Comme on pouvait s’y attendre, le Gemme se félicite de l’introduction d’une rémunération des pharmaciens en fonction de nouveaux objectifs de substitution. Toutefois, pour l’association qui réunit sept industriels du générique, cette mesure sera « insuffisante faute d’actions volontaristes vis-à-vis de certains prescripteurs. En effet, elle demeure sans effet sur le problème de fond : la multiplication de l’usage de la mention non substituable.
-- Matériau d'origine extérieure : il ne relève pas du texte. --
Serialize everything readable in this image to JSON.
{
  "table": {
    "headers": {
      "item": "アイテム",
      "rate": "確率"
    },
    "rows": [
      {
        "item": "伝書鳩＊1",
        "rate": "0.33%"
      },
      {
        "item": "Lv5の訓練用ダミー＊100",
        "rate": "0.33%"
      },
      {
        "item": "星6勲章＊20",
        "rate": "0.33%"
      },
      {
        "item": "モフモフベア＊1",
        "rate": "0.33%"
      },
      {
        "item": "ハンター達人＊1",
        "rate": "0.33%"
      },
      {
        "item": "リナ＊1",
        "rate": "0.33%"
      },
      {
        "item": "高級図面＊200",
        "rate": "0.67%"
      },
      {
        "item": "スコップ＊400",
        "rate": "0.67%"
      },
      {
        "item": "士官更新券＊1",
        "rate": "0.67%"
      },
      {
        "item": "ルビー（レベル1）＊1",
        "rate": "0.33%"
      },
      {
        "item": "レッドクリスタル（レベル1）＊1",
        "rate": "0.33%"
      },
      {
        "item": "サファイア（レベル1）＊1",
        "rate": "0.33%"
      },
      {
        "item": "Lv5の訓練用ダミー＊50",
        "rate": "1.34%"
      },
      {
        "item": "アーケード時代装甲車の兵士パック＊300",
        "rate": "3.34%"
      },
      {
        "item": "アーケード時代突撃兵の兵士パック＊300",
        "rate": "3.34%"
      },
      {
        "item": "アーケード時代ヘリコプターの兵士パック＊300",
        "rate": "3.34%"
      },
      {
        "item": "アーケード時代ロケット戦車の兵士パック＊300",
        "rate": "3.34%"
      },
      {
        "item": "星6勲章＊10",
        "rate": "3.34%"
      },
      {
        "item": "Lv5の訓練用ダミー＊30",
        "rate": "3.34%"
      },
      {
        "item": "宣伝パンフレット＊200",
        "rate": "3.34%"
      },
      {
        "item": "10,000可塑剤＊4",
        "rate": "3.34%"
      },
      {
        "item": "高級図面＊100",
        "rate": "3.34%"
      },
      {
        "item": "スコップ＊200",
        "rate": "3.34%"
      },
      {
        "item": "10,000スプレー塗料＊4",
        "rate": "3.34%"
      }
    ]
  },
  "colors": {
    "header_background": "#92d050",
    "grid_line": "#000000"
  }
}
Si rien n’est fait pour inverser cette tendance, les objectifs des pharmaciens seront difficiles à atteindre et les économies collectives limitées ». Le Gemme signale que « le recul de la substitution et du marché générique sur 2011 ne devraient pourtant pas manquer d’alerter les différents décideurs : un point de substitution représente selon la CNAM 19 millions d’euros d’économies et nous avons perdu plus de 10 points en deux ans ! ». L’association s’étonne par ailleurs que la CNAM n’ait pas publié l’étude qu’elle avait commandée sur l’usage de la mention non substituable. « Les résultats de cette étude auraient en effet permis au gouvernement et aux parlementaires de prendre toute la mesure du phénomène et de voter, lors des derniers débats parlementaires, les décisions nécessaires. » Le Gemme proposait notamment que l’usage de la mention non substituable soit systématiquement justifié auprès du médecin-conseil. « Devant l’absence de mesures contraignantes pour les médecins, et comme annoncé par Xavier Bertrand en séance publique », le Gemme réclame que « l’usage de la mention non substituable soit contrôlé de manière très stricte par l’UNCAM*. À cette condition, et à cette condition seulement, les pharmaciens d’officine auront la possibilité d’atteindre leurs nouveaux objectifs de substitution », estime-t-il. Le P4P ne serait donc qu’un des leviers capables de revigorer le marché des génériques en France.